POWERS: a quick way to keep your bike in check
Mike Dall offers some great tips for all motorcyclists to keep them and their bikes safe
Many years ago, I learned this helpful mnemonic or aide-memoire: POWERS. I run through it every time I plan to take my bike out for a ride. It’s a simple and effective routine which you can easily learn and adopt. Each letter indicates an item or an area or system of the bike that you should physically check. It is best to take a good long look over that particular system, wherever its components are visible. Running a thorough check like this well in advance of actually setting off on a long trip or tour, will definitely bring to light any deficiencies in plenty of time so that you can attend to them prior to your journey. It’s a bit like giving your bike a mini MoT and it keeps you in touch with its current condition and safety.
P is for Petrol
Undo the filler cap and have a look inside the tank. How much have you got? Check the tank unions, fuel-tap (if there is one) and pipework for security. Turn the tap on if it ’s off. Check that the throttle twist-grip is free to open and that it snaps shut when you let it go. Turn the bars from lock to lock and check this at each extremity. I like to fill my petrol tank at the end of each journey. That way I’m always fuelled for the next journey.
O is for Oil
Check the oil-tank level. Check the cold level. This ensures that you are checking that there is adequate oil in the tank to safely run the engine. The true level should be checked with the engine oil hot after the engine has run for a while and can be topped up if necessary. Check over any of the external oil lines running to and from the engine crankcase for leakage. Have a quick squint under the bike for evidence of leaks.
W is for Water
Check the radiator header-tank level and run your eye over the visible radiator hoses checking for condition and the radiators themselves for anything blocking air-flow.
E is for Electrics
Switch the ignition on and check the warning light display and read the various icons. Check ‘N’ for neutral. Start your bike up and make sure the icons now all extinguish as the systems self-test and operate. ABS-equipped bikes will maintain a yellow ABS icon until the wheels revolve. This motion switches the test routine off if all is well with that system. Check your front and rear brake light operation using each control lever in turn. Check pilot, head and tail-lights and main and dip on headlights. Check left and right indicators and hazard switch. Check horn once you are rolling.
R is for Rubber
Take a good look at the condition of your tyres. Check the tread depth and take some time to look for the possibility of shards of glass, nail heads etc. becoming embedded in the tread area of your tyres. Look at the sidewalls for cuts or bulges. Check your wheel rims have no dents or bends and are in good condition. Check spoke tightness. Check your tyre pressures when they are cold and adjust them to suit for added luggage or a pillion. Check that the valves have dust-caps fitted. While you are down here, take a good, long look at the condition of the brake system.

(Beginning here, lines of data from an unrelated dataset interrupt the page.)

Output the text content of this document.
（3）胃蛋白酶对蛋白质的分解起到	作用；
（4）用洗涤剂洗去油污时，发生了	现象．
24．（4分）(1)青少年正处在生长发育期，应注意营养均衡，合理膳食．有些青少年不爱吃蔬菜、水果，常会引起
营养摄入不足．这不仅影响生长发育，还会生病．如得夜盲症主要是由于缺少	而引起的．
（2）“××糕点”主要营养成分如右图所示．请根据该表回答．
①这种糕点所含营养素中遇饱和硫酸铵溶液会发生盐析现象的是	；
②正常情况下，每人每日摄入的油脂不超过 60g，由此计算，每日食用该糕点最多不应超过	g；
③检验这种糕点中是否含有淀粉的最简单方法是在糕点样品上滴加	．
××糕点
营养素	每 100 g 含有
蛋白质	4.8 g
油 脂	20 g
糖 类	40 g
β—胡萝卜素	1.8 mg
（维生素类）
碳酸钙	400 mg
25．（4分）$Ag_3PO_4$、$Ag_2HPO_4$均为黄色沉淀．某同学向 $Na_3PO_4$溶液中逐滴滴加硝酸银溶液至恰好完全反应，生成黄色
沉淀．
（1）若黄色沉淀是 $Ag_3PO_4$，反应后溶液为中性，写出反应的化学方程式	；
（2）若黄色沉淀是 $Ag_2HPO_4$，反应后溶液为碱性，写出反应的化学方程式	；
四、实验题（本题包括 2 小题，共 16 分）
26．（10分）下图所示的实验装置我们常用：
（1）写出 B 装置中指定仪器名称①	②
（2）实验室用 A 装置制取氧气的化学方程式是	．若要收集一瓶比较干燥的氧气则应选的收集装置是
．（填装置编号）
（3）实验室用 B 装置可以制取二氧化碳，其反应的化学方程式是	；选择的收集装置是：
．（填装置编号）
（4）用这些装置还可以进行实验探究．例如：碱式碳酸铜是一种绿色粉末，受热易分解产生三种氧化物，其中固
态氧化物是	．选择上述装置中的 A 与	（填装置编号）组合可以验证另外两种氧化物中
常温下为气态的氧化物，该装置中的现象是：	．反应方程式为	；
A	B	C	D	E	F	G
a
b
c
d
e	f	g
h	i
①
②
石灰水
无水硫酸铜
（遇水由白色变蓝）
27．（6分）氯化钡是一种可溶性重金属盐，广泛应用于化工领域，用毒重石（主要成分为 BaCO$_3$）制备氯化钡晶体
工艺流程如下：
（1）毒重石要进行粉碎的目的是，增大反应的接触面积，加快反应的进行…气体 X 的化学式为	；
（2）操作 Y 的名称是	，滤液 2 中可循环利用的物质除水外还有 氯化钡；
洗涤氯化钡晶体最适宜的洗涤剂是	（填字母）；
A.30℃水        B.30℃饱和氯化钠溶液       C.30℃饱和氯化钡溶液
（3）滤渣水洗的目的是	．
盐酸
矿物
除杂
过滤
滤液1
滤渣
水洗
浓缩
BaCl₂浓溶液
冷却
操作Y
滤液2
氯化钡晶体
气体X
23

Look at the brake disc rotors and the callipers and pads. Check out the flexible brake hoses and associated pipework for security and to ensure it is all leak free. Follow the brake lines up to the control levers and fluid reservoirs and check these out too. Also, where visible, look at the ABS signal cables. Make sure that everything is in good, safe serviceable condition. Give your brake controls a little squeeze for ‘feel’ to ensure they maintain a good pressure. Once riding, as soon as it’s safe to do so, give them a little squeeze-test too in order to test their operation.
S is for Self
Check yourself out. Are you fit to ride? Are you up for this today? Is your head clear? Are you ready to concentrate? Are you focused? Are you fit and healthy and wide awake? Is your riding kit in good condition? Will you be warm enough? Remember it’s usually more convenient to remove a layer or two than it is to add them on – especially if you forgot to bring them with you! Is your visor or other eye protection clean and free from grazes and cracks? Have you got spare clear-lensed goggles should you need to ride in the dark? Spare gloves if you get very wet? Waterproofs?
If you are happy, comfortable and ready… what’s stopping you? Let’s ride!